Before dividing any cartilage, I make sure it is extensively released from the vestibular skin to allow for cartilage advancement. The location of the division determines the overall effect on the nasal tip: projection, definition, rotation, and nasal length ( Fig. 2 ). Division at the medial crural feet, followed by a medial crural overlay, will deproject and counter-rotate the tip and can be used to decrease excessive flaring of the medial crural footplate. Midmedial crus division can be used to adjust columellar asymmetries in addition to deprojection and counter-rotation with a medial crural overlay. Division at the junction of the medial and intermediate crus will result in tip deprojection, vertical shortening of the infratip lobule, and a diminished hanging infratip lobule or intermediate crura. At the dome or in the intermediate crus, division and overlap, or intermediate crural overlay (ICO), will deproject the tip and produce greater acuity of the domal arch and therefore lobular refinement.
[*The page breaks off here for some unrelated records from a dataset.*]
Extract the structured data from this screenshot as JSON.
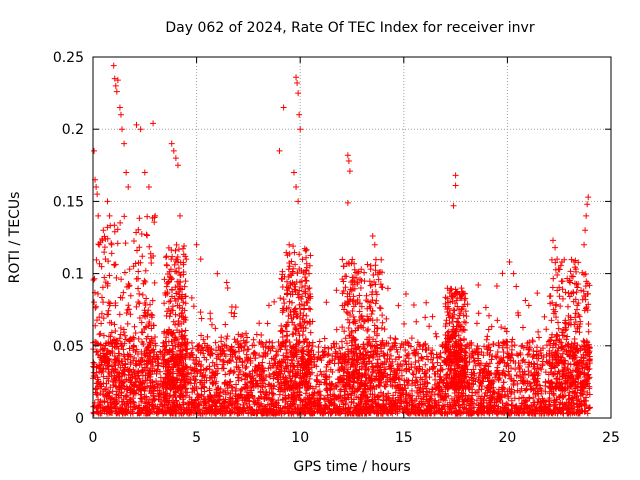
{
  "chart_data": {
    "type": "scatter",
    "title": "Day 062 of 2024, Rate Of TEC Index for receiver invr",
    "xlabel": "GPS time / hours",
    "ylabel": "ROTI / TECUs",
    "xlim": [
      0,
      25
    ],
    "ylim": [
      0,
      0.25
    ],
    "xticks": [
      0,
      5,
      10,
      15,
      20,
      25
    ],
    "xtick_labels": [
      "0",
      "5",
      "10",
      "15",
      "20",
      "25"
    ],
    "yticks": [
      0,
      0.05,
      0.1,
      0.15,
      0.2,
      0.25
    ],
    "ytick_labels": [
      "0",
      "0.05",
      "0.1",
      "0.15",
      "0.2",
      "0.25"
    ],
    "grid": true,
    "marker": "+",
    "series": [
      {
        "name": "ROTI",
        "color": "#ff0000",
        "points": [
          [
            0.05,
            0.185
          ],
          [
            0.1,
            0.165
          ],
          [
            0.15,
            0.16
          ],
          [
            0.2,
            0.155
          ],
          [
            0.25,
            0.14
          ],
          [
            0.3,
            0.12
          ],
          [
            0.5,
            0.13
          ],
          [
            0.6,
            0.11
          ],
          [
            0.7,
            0.15
          ],
          [
            0.8,
            0.14
          ],
          [
            0.9,
            0.12
          ],
          [
            1.0,
            0.244
          ],
          [
            1.05,
            0.235
          ],
          [
            1.1,
            0.23
          ],
          [
            1.15,
            0.226
          ],
          [
            1.2,
            0.234
          ],
          [
            1.3,
            0.215
          ],
          [
            1.35,
            0.21
          ],
          [
            1.4,
            0.2
          ],
          [
            1.5,
            0.19
          ],
          [
            1.6,
            0.17
          ],
          [
            1.7,
            0.16
          ],
          [
            2.1,
            0.203
          ],
          [
            2.3,
            0.2
          ],
          [
            2.5,
            0.17
          ],
          [
            2.7,
            0.16
          ],
          [
            2.9,
            0.204
          ],
          [
            3.0,
            0.14
          ],
          [
            3.8,
            0.19
          ],
          [
            3.9,
            0.185
          ],
          [
            4.0,
            0.18
          ],
          [
            4.1,
            0.175
          ],
          [
            4.2,
            0.14
          ],
          [
            4.5,
            0.11
          ],
          [
            5.0,
            0.12
          ],
          [
            5.2,
            0.11
          ],
          [
            6.0,
            0.1
          ],
          [
            6.5,
            0.09
          ],
          [
            9.2,
            0.215
          ],
          [
            9.0,
            0.185
          ],
          [
            9.8,
            0.236
          ],
          [
            9.85,
            0.232
          ],
          [
            9.9,
            0.225
          ],
          [
            9.95,
            0.21
          ],
          [
            10.0,
            0.2
          ],
          [
            9.7,
            0.17
          ],
          [
            9.8,
            0.16
          ],
          [
            9.9,
            0.15
          ],
          [
            12.3,
            0.182
          ],
          [
            12.35,
            0.178
          ],
          [
            12.4,
            0.171
          ],
          [
            12.3,
            0.149
          ],
          [
            13.5,
            0.126
          ],
          [
            13.6,
            0.12
          ],
          [
            17.5,
            0.168
          ],
          [
            17.5,
            0.161
          ],
          [
            17.4,
            0.147
          ],
          [
            20.1,
            0.108
          ],
          [
            20.3,
            0.1
          ],
          [
            22.2,
            0.123
          ],
          [
            22.3,
            0.118
          ],
          [
            22.4,
            0.11
          ],
          [
            23.9,
            0.153
          ],
          [
            23.85,
            0.148
          ],
          [
            23.8,
            0.14
          ],
          [
            23.75,
            0.13
          ],
          [
            23.7,
            0.12
          ]
        ]
      }
    ],
    "notes": "Dense noise band of '+' markers roughly 0.005-0.05 across 0-24 h with frequent spikes up to ~0.11"
  }
}
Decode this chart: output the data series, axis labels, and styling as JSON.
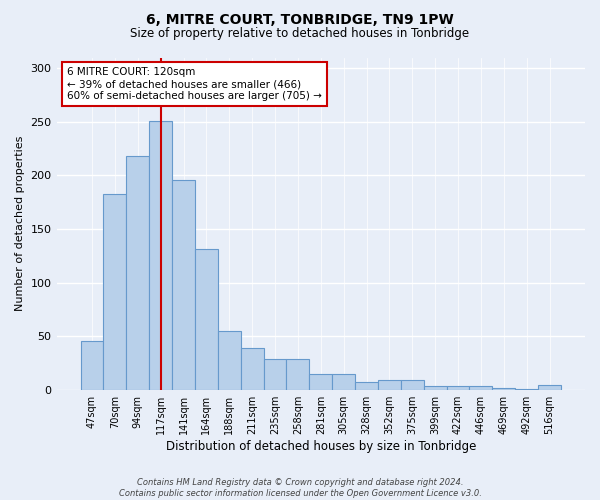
{
  "title": "6, MITRE COURT, TONBRIDGE, TN9 1PW",
  "subtitle": "Size of property relative to detached houses in Tonbridge",
  "xlabel": "Distribution of detached houses by size in Tonbridge",
  "ylabel": "Number of detached properties",
  "categories": [
    "47sqm",
    "70sqm",
    "94sqm",
    "117sqm",
    "141sqm",
    "164sqm",
    "188sqm",
    "211sqm",
    "235sqm",
    "258sqm",
    "281sqm",
    "305sqm",
    "328sqm",
    "352sqm",
    "375sqm",
    "399sqm",
    "422sqm",
    "446sqm",
    "469sqm",
    "492sqm",
    "516sqm"
  ],
  "values": [
    46,
    183,
    218,
    251,
    196,
    131,
    55,
    39,
    29,
    29,
    15,
    15,
    7,
    9,
    9,
    4,
    4,
    4,
    2,
    1,
    5
  ],
  "bar_color": "#b8d0ea",
  "bar_edge_color": "#6699cc",
  "highlight_index": 3,
  "vline_color": "#cc0000",
  "annotation_text": "6 MITRE COURT: 120sqm\n← 39% of detached houses are smaller (466)\n60% of semi-detached houses are larger (705) →",
  "annotation_box_color": "white",
  "annotation_box_edge": "#cc0000",
  "ylim": [
    0,
    310
  ],
  "yticks": [
    0,
    50,
    100,
    150,
    200,
    250,
    300
  ],
  "background_color": "#e8eef8",
  "grid_color": "#ffffff",
  "footer_line1": "Contains HM Land Registry data © Crown copyright and database right 2024.",
  "footer_line2": "Contains public sector information licensed under the Open Government Licence v3.0."
}
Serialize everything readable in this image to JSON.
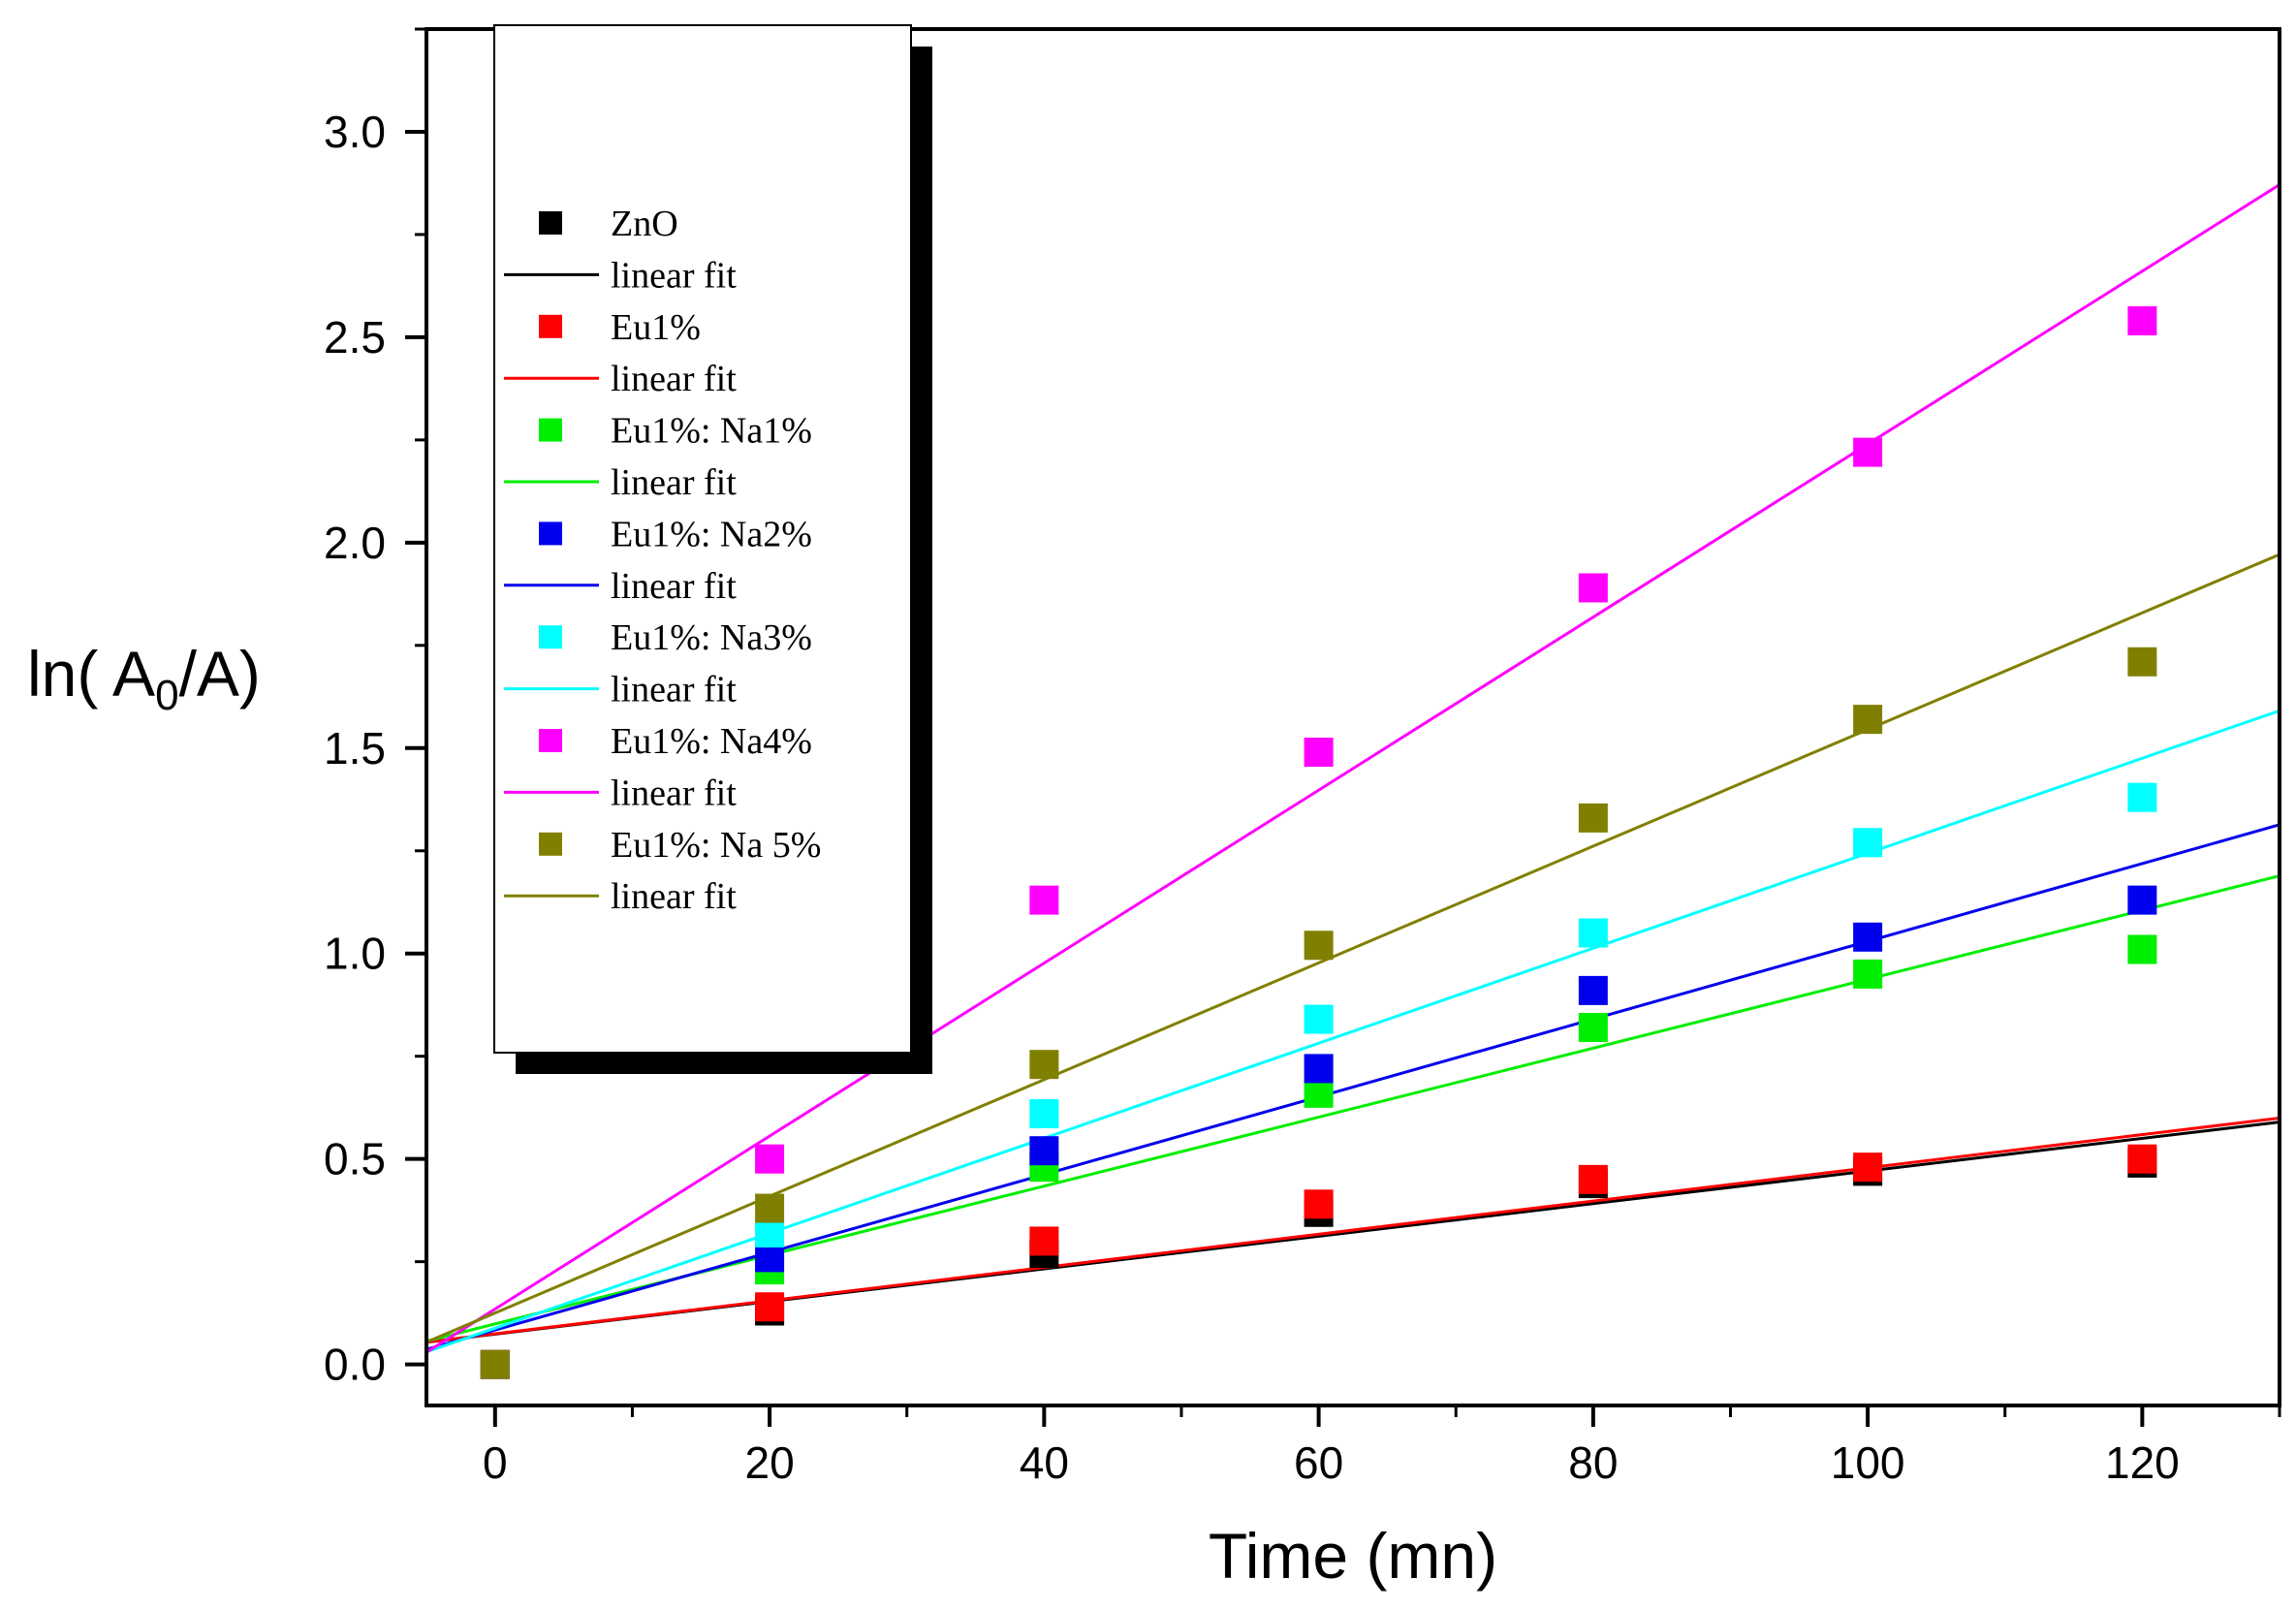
{
  "chart_data": {
    "type": "scatter",
    "xlabel": "Time (mn)",
    "ylabel_parts": [
      "ln( A",
      "0",
      "/A)"
    ],
    "xlim": [
      -5,
      130
    ],
    "ylim": [
      -0.1,
      3.25
    ],
    "x_ticks": [
      0,
      20,
      40,
      60,
      80,
      100,
      120
    ],
    "y_ticks": [
      0.0,
      0.5,
      1.0,
      1.5,
      2.0,
      2.5,
      3.0
    ],
    "x_tick_labels": [
      "0",
      "20",
      "40",
      "60",
      "80",
      "100",
      "120"
    ],
    "y_tick_labels": [
      "0.0",
      "0.5",
      "1.0",
      "1.5",
      "2.0",
      "2.5",
      "3.0"
    ],
    "grid": false,
    "legend_position": "top-left",
    "fit_label": "linear fit",
    "x": [
      0,
      20,
      40,
      60,
      80,
      100,
      120
    ],
    "series": [
      {
        "name": "ZnO",
        "color": "#000000",
        "values": [
          0.0,
          0.13,
          0.27,
          0.37,
          0.44,
          0.47,
          0.49
        ],
        "fit": {
          "slope": 0.00397,
          "intercept": 0.0737
        }
      },
      {
        "name": "Eu1%",
        "color": "#ff0000",
        "values": [
          0.0,
          0.14,
          0.3,
          0.39,
          0.45,
          0.48,
          0.5
        ],
        "fit": {
          "slope": 0.00404,
          "intercept": 0.0744
        }
      },
      {
        "name": "Eu1%: Na1%",
        "color": "#00ee00",
        "values": [
          0.0,
          0.23,
          0.48,
          0.66,
          0.82,
          0.95,
          1.01
        ],
        "fit": {
          "slope": 0.00839,
          "intercept": 0.0984
        }
      },
      {
        "name": "Eu1%: Na2%",
        "color": "#0000ee",
        "values": [
          0.0,
          0.26,
          0.52,
          0.72,
          0.91,
          1.04,
          1.13
        ],
        "fit": {
          "slope": 0.00946,
          "intercept": 0.0837
        }
      },
      {
        "name": "Eu1%: Na3%",
        "color": "#00ffff",
        "values": [
          0.0,
          0.32,
          0.61,
          0.84,
          1.05,
          1.27,
          1.38
        ],
        "fit": {
          "slope": 0.01156,
          "intercept": 0.0881
        }
      },
      {
        "name": "Eu1%: Na4%",
        "color": "#ff00ff",
        "values": [
          0.0,
          0.5,
          1.13,
          1.49,
          1.89,
          2.22,
          2.54
        ],
        "fit": {
          "slope": 0.02105,
          "intercept": 0.1347
        }
      },
      {
        "name": "Eu1%: Na 5%",
        "color": "#808000",
        "values": [
          0.0,
          0.38,
          0.73,
          1.02,
          1.33,
          1.57,
          1.71
        ],
        "fit": {
          "slope": 0.0142,
          "intercept": 0.1252
        }
      }
    ]
  }
}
Asymmetric division, when needed, can improve lobule symmetry here with sutures concealed within the infratip. Division and overlay in the midlateral crus is a powerful maneuver for producing rotation and deprojection through a lateral crural overlay. When lobular contour is acceptable, division at the hinge area will deproject and rotate the tip. In all of these techniques, we reconstruct the M-arch with sutures to secure structural integrity and normal anatomy. The cut ends of cartilage are overlapped from 2 mm up to 6 mm in some cases and are secured with 6-0 nylon mattress sutures. One set of buried sutures is placed to set the length of the overlap. A second set of buried sutures is used to set the axis of the neo-arch. Alternatively, one can use 4-0 Vicryl sutures in the lateral crus to fixate the cartilage segments through the underlying vestibular skin. This can be used to overcome the technical challenge of burying sutures in this location ( Fig. 3 ). To avoid inflaring or collapse of the arch on contraction of the skin–soft tissue envelope, overlapping suture fixation must be used. Generally I use the cartilage segment closest to the lobule as the overlying segment.